A shade grown tea, the plants are placed under cover for several weeks before harvesting so that the leaves accumulate chlorophyll, amino acids and other aromatic components, reducing the percentage of tannins.
Tencha is manufactured from these leaves by steaming and drying. They are not rolled (Gyokuro), but merely cut and aired to separate the veins, thus allowing a finer grind.
The Japanese make a distinction between the ceremonial Koicha (dense tea) and the daily and more economic Usucha (light tea). Every year on November 26nd the Ochatsubo Hoken Hokokusai festival is held at the Kitano Tenmangu Shrine, with masters from tea schools all over Japan bringing offerings of precious teas to this temple.

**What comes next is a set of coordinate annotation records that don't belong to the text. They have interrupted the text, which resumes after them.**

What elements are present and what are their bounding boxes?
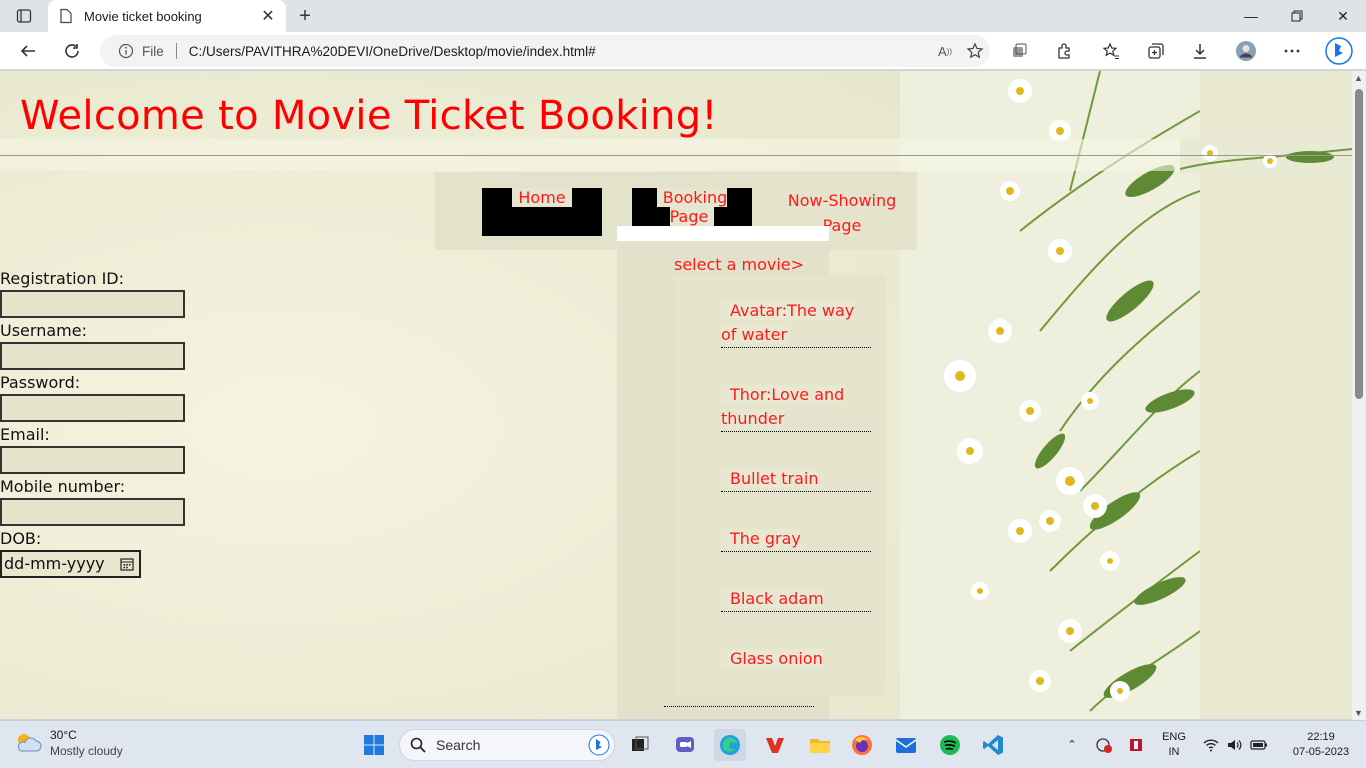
language-indicator[interactable]: ENG IN	[1157, 721, 1191, 768]
username-label: Username:	[0, 321, 87, 340]
restore-icon[interactable]	[1274, 0, 1320, 32]
address-bar[interactable]: File C:/Users/PAVITHRA%20DEVI/OneDrive/D…	[100, 35, 990, 67]
nav-home-button[interactable]: Home	[482, 188, 602, 236]
daisy-strip-image	[1180, 139, 1352, 173]
taskbar: 30°C Mostly cloudy Search ⌃ ENG IN 22:19…	[0, 720, 1366, 768]
new-tab-icon[interactable]: +	[292, 4, 318, 28]
refresh-icon[interactable]	[57, 36, 87, 66]
password-label: Password:	[0, 373, 81, 392]
page-scrollbar[interactable]: ▲ ▼	[1352, 71, 1366, 720]
office-icon[interactable]	[759, 729, 791, 761]
scroll-up-icon[interactable]: ▲	[1354, 73, 1363, 83]
file-scheme-label: File	[142, 43, 164, 59]
more-menu-icon[interactable]	[1277, 36, 1307, 66]
language-bottom: IN	[1168, 746, 1180, 758]
dropdown-bottom-divider	[664, 706, 814, 707]
favorites-icon[interactable]	[1096, 36, 1126, 66]
calendar-icon[interactable]	[120, 557, 134, 571]
movie-item[interactable]: Avatar:The way of water	[721, 299, 871, 348]
tray-overflow-icon[interactable]: ⌃	[1062, 721, 1082, 768]
mobile-input[interactable]	[0, 498, 185, 526]
mobile-label: Mobile number:	[0, 477, 126, 496]
search-label: Search	[436, 737, 481, 753]
header-divider	[0, 155, 1352, 156]
tab-title: Movie ticket booking	[84, 8, 202, 24]
vscode-icon[interactable]	[977, 729, 1009, 761]
cloud-sun-icon	[17, 734, 42, 752]
close-tab-icon[interactable]: ✕	[260, 8, 276, 25]
clock[interactable]: 22:19 07-05-2023	[1286, 721, 1356, 768]
tab-actions-icon[interactable]	[8, 4, 40, 28]
close-window-icon[interactable]: ✕	[1320, 0, 1366, 32]
tab-strip: Movie ticket booking ✕ + — ✕	[0, 0, 1366, 32]
collections-icon[interactable]	[1141, 36, 1171, 66]
browser-tab[interactable]: Movie ticket booking ✕	[48, 0, 286, 32]
collections-split-icon[interactable]	[1004, 36, 1034, 66]
page-title: Welcome to Movie Ticket Booking!	[20, 93, 718, 139]
scroll-down-icon[interactable]: ▼	[1354, 708, 1363, 718]
teams-chat-icon[interactable]	[669, 729, 701, 761]
firefox-icon[interactable]	[846, 729, 878, 761]
registration-id-input[interactable]	[0, 290, 185, 318]
language-top: ENG	[1162, 731, 1186, 743]
search-icon	[410, 737, 426, 753]
edge-icon[interactable]	[714, 729, 746, 761]
browser-toolbar: File C:/Users/PAVITHRA%20DEVI/OneDrive/D…	[0, 32, 1366, 70]
profile-avatar[interactable]	[1231, 36, 1261, 66]
weather-widget[interactable]: 30°C Mostly cloudy	[14, 727, 123, 759]
start-icon[interactable]	[358, 729, 390, 761]
bing-icon	[588, 734, 610, 756]
dob-input[interactable]: dd-mm-yyyy	[0, 550, 141, 578]
back-icon[interactable]	[13, 36, 43, 66]
info-icon[interactable]	[118, 43, 134, 59]
movie-item[interactable]: Black adam	[721, 587, 871, 612]
volume-icon[interactable]	[1224, 721, 1246, 768]
username-input[interactable]	[0, 342, 185, 370]
bing-copilot-icon[interactable]	[1322, 36, 1356, 66]
tray-app-icon[interactable]	[1092, 721, 1116, 768]
page-icon	[58, 8, 74, 24]
address-separator	[175, 43, 177, 59]
clock-date: 07-05-2023	[1292, 746, 1350, 758]
dob-placeholder: dd-mm-yyyy	[4, 554, 105, 573]
select-movie-label[interactable]: select a movie>	[674, 255, 804, 274]
spotify-icon[interactable]	[934, 729, 966, 761]
movie-item[interactable]: Thor:Love and thunder	[721, 383, 871, 432]
url-text[interactable]: C:/Users/PAVITHRA%20DEVI/OneDrive/Deskto…	[189, 44, 930, 59]
task-view-icon[interactable]	[624, 729, 656, 761]
nav-home-label: Home	[512, 188, 572, 207]
extensions-icon[interactable]	[1049, 36, 1079, 66]
downloads-icon[interactable]	[1185, 36, 1215, 66]
clock-time: 22:19	[1307, 731, 1335, 743]
nav-booking-label: Booking Page	[656, 188, 728, 226]
movie-item[interactable]: Bullet train	[721, 467, 871, 492]
movie-item[interactable]: The gray	[721, 527, 871, 552]
weather-temperature: 30°C	[50, 728, 77, 742]
wifi-icon[interactable]	[1200, 721, 1222, 768]
weather-condition: Mostly cloudy	[50, 744, 123, 758]
dob-label: DOB:	[0, 529, 42, 548]
movie-item[interactable]: Glass onion	[721, 647, 871, 671]
battery-icon[interactable]	[1248, 721, 1270, 768]
email-label: Email:	[0, 425, 50, 444]
dropdown-top-bar	[617, 226, 829, 241]
read-aloud-icon[interactable]: A))	[930, 36, 960, 66]
file-explorer-icon[interactable]	[804, 729, 836, 761]
page-viewport: Welcome to Movie Ticket Booking! Home Bo…	[0, 71, 1352, 719]
minimize-icon[interactable]: —	[1228, 0, 1274, 32]
password-input[interactable]	[0, 394, 185, 422]
registration-id-label: Registration ID:	[0, 269, 124, 288]
email-input[interactable]	[0, 446, 185, 474]
mail-icon[interactable]	[890, 729, 922, 761]
taskbar-search[interactable]: Search	[399, 729, 615, 761]
scroll-thumb[interactable]	[1355, 89, 1363, 399]
add-favorite-icon[interactable]	[960, 36, 990, 66]
tray-security-icon[interactable]	[1124, 721, 1148, 768]
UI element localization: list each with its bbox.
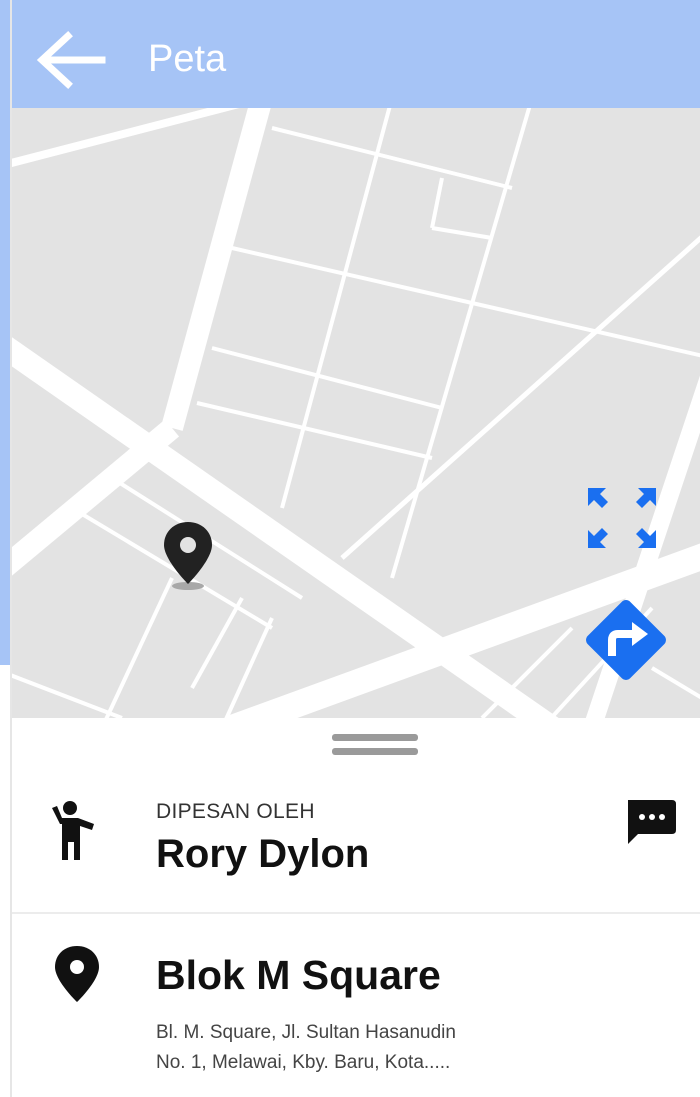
map-screen: Peta DIPESAN OLEH Rory Dylon Blok M Squa… (12, 0, 700, 1097)
arrow-left-icon (36, 31, 106, 89)
booker-name: Rory Dylon (156, 832, 370, 876)
chat-bubble-icon (628, 800, 676, 844)
person-waving-icon (48, 800, 104, 862)
booker-info: DIPESAN OLEH Rory Dylon (12, 778, 700, 914)
chat-button[interactable] (622, 796, 678, 846)
location-pin-icon (52, 944, 102, 1004)
map-pin-icon[interactable] (160, 520, 216, 592)
map-view[interactable] (12, 108, 700, 718)
place-name: Blok M Square (156, 952, 441, 998)
directions-button[interactable] (574, 588, 678, 692)
address-line-1: Bl. M. Square, Jl. Sultan Hasanudin (156, 1022, 456, 1043)
page-title: Peta (148, 38, 227, 80)
background-screen-edge (0, 0, 12, 1097)
turn-right-diamond-icon (586, 600, 666, 680)
expand-arrows-icon (588, 488, 656, 548)
address-line-2: No. 1, Melawai, Kby. Baru, Kota..... (156, 1052, 451, 1073)
back-button[interactable] (34, 30, 106, 90)
destination-info: Blok M Square Bl. M. Square, Jl. Sultan … (12, 914, 700, 1097)
fullscreen-button[interactable] (580, 480, 664, 556)
drag-handle-icon[interactable] (332, 728, 418, 756)
place-address: Bl. M. Square, Jl. Sultan Hasanudin No. … (156, 1018, 576, 1078)
booked-by-label: DIPESAN OLEH (156, 800, 315, 823)
app-bar: Peta (12, 0, 700, 108)
bottom-sheet: DIPESAN OLEH Rory Dylon Blok M Square Bl… (12, 718, 700, 1097)
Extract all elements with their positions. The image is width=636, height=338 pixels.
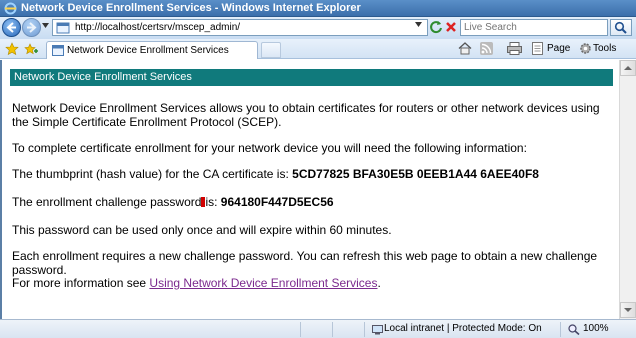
status-bar: Local intranet | Protected Mode: On 100% [0, 319, 636, 338]
status-divider [560, 322, 561, 337]
scroll-up-icon [624, 66, 632, 70]
favorites-star-icon[interactable] [5, 42, 19, 56]
security-zone-status[interactable]: Local intranet | Protected Mode: On [384, 323, 542, 334]
status-divider [332, 322, 333, 337]
password-line: The enrollment challenge password is: 964… [12, 195, 612, 209]
scroll-down-button[interactable] [620, 302, 636, 318]
intro-paragraph: Network Device Enrollment Services allow… [12, 101, 600, 129]
status-divider [364, 322, 365, 337]
page-content: Network Device Enrollment Services Netwo… [0, 60, 619, 319]
tab-label: Network Device Enrollment Services [67, 45, 229, 56]
tab-network-device-enrollment[interactable]: Network Device Enrollment Services [46, 41, 258, 59]
tools-menu-button[interactable]: Tools [593, 43, 616, 54]
scroll-up-button[interactable] [620, 60, 636, 76]
ie-logo-icon [4, 2, 17, 15]
window-title: Network Device Enrollment Services - Win… [21, 2, 361, 14]
address-dropdown-icon[interactable] [415, 22, 422, 27]
refresh-icon[interactable] [428, 19, 444, 35]
usage-note: This password can be used only once and … [12, 223, 392, 237]
more-info-link[interactable]: Using Network Device Enrollment Services [149, 276, 377, 290]
vertical-scrollbar[interactable] [619, 60, 636, 319]
more-info-suffix: . [377, 276, 381, 290]
address-toolbar: http://localhost/certsrv/mscep_admin/ [0, 17, 636, 39]
more-info-line: For more information see Using Network D… [12, 276, 612, 290]
page-header-band: Network Device Enrollment Services [10, 69, 613, 86]
forward-button[interactable] [22, 18, 41, 37]
address-field[interactable]: http://localhost/certsrv/mscep_admin/ [52, 19, 428, 36]
tab-toolbar: Network Device Enrollment Services Page … [0, 39, 636, 59]
zoom-level[interactable]: 100% [583, 323, 609, 334]
new-tab-button[interactable] [261, 42, 281, 58]
search-icon [614, 21, 627, 34]
page-icon [56, 22, 70, 34]
address-url: http://localhost/certsrv/mscep_admin/ [75, 22, 241, 33]
search-button[interactable] [610, 19, 632, 36]
print-icon[interactable] [507, 42, 522, 55]
thumbprint-line: The thumbprint (hash value) for the CA c… [12, 167, 612, 181]
search-field[interactable] [460, 19, 608, 36]
password-label-suffix: is: [205, 195, 218, 209]
history-dropdown-icon[interactable] [42, 23, 49, 28]
password-value: 964180F447D5EC56 [220, 195, 334, 209]
status-divider [300, 322, 301, 337]
zoom-icon[interactable] [568, 324, 580, 335]
feeds-icon[interactable] [480, 42, 493, 55]
thumbprint-label: The thumbprint (hash value) for the CA c… [12, 167, 289, 181]
more-info-prefix: For more information see [12, 276, 147, 290]
window-titlebar: Network Device Enrollment Services - Win… [0, 0, 636, 17]
stop-icon[interactable] [443, 19, 459, 35]
page-icon [52, 45, 64, 56]
thumbprint-value: 5CD77825 BFA30E5B 0EEB1A44 6AEE40F8 [292, 167, 539, 181]
globe-intranet-icon [372, 325, 383, 335]
scroll-down-icon [624, 308, 632, 312]
refresh-note: Each enrollment requires a new challenge… [12, 249, 598, 277]
page-menu-button[interactable]: Page [547, 43, 570, 54]
page-menu-icon[interactable] [532, 42, 544, 55]
password-label: The enrollment challenge password [12, 195, 202, 209]
tools-gear-icon[interactable] [579, 42, 592, 55]
search-input[interactable] [461, 20, 601, 35]
forward-icon [27, 22, 37, 33]
back-icon [6, 22, 16, 33]
home-icon[interactable] [458, 42, 472, 55]
add-favorites-icon[interactable] [24, 42, 38, 56]
back-button[interactable] [2, 18, 21, 37]
instructions-paragraph: To complete certificate enrollment for y… [12, 141, 527, 155]
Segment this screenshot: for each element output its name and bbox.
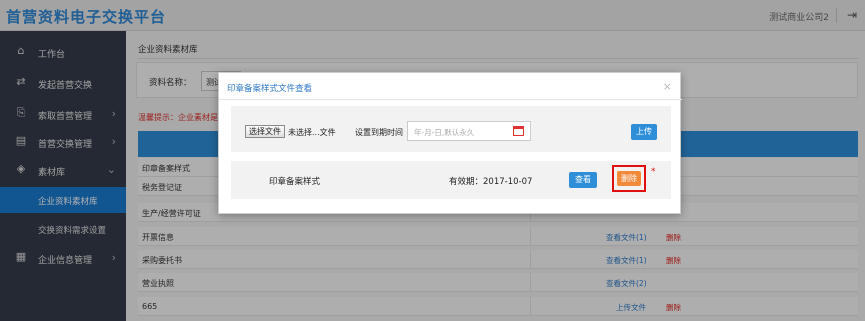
upload-button[interactable]: 上传 [631,124,657,140]
file-record-row: 印章备案样式 有效期：2017-10-07 查看 删除 * [231,161,671,199]
delete-highlight-box: 删除 [612,165,646,192]
expiry-date-input[interactable]: 年-月-日,默认永久 [407,121,531,141]
file-status-text: 未选择...文件 [288,128,336,137]
expiry-label: 设置到期时间 [355,128,403,137]
view-button[interactable]: 查看 [569,172,597,188]
date-placeholder: 年-月-日,默认永久 [414,128,475,137]
file-name: 印章备案样式 [269,177,321,187]
divider [219,99,682,100]
dialog-title: 印章备案样式文件查看 [227,84,313,94]
validity-text: 有效期：2017-10-07 [449,177,533,187]
choose-file-button[interactable]: 选择文件 [245,125,285,138]
required-asterisk: * [651,167,656,177]
upload-panel: 选择文件 未选择...文件 设置到期时间 年-月-日,默认永久 上传 [231,106,671,152]
delete-button[interactable]: 删除 [617,171,641,186]
calendar-icon[interactable] [513,126,524,136]
close-icon[interactable]: × [663,80,672,93]
file-view-dialog: 印章备案样式文件查看 × 选择文件 未选择...文件 设置到期时间 年-月-日,… [218,72,682,214]
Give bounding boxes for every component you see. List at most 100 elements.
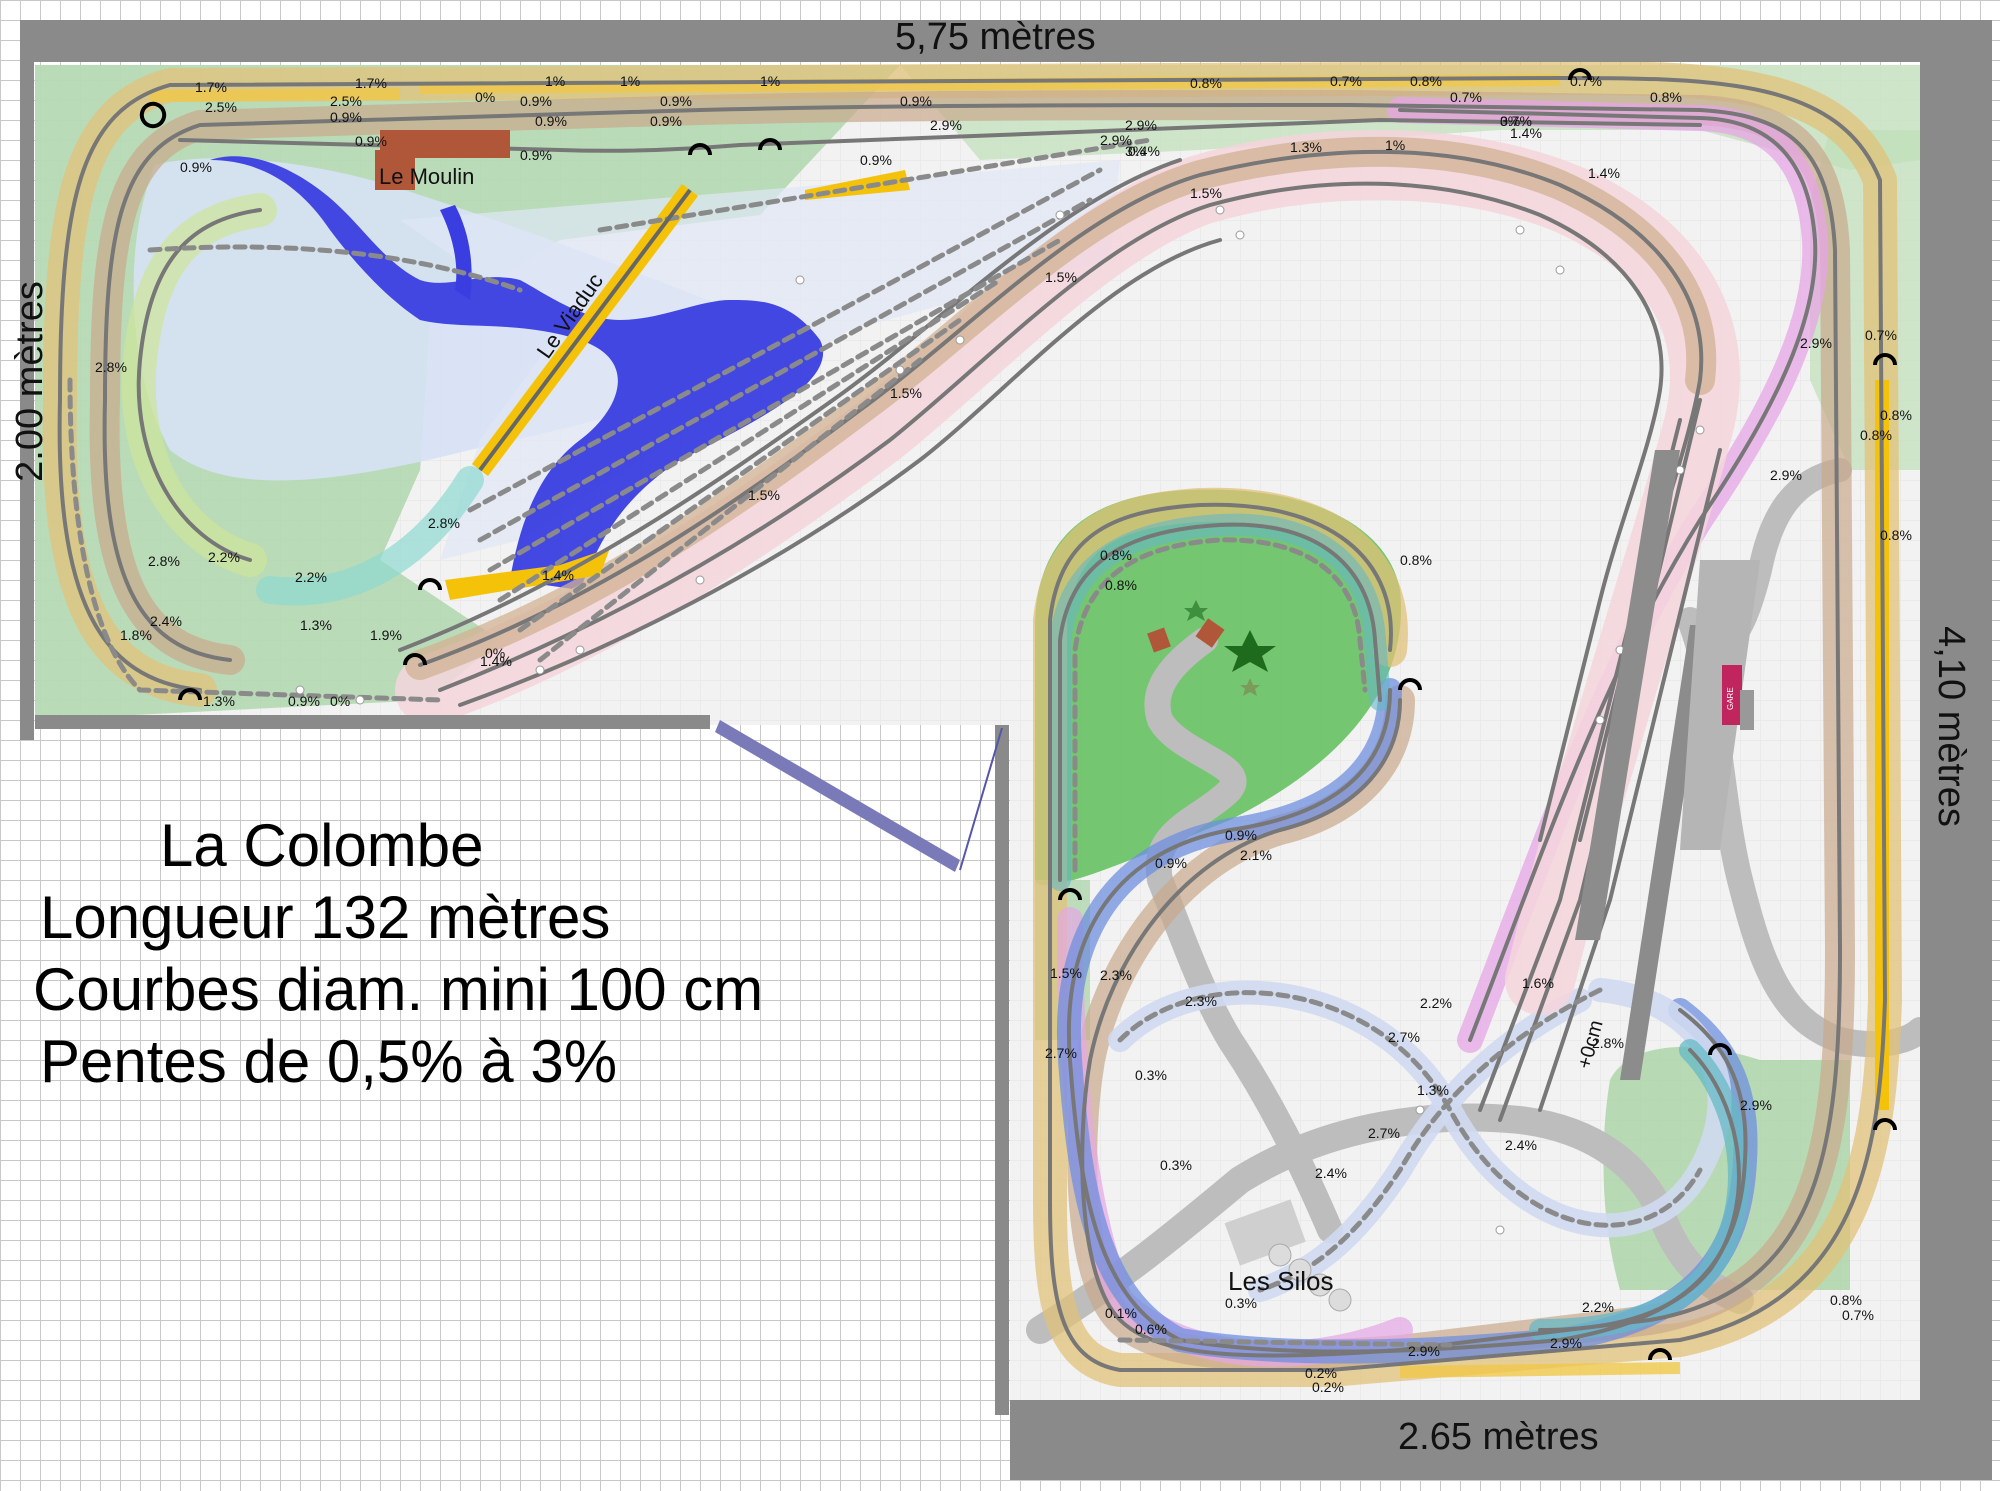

The Sugimoto family of the Shohokuen tea company hold the honour of opening the first ceremonial vessel, demonstrating the enormous prestige of their Shohokuen house. It is no wonder; since 1645 this family has produced tea of the highest quality, over fourteen generations.
On their plantation in Kohata, Uji, Kyoto province, the birthplace of the tea tradition in Japan, they remain faithful to traditional practices. Following the time-honoured tradition of Isshin Sannyou, or “picking three leaves from one sprig', they harvest only once a year to ensure the highest quality of tea.
With a rich history of awards and recognition, it is a privilege for us to work with such an honourable and venerable tea house.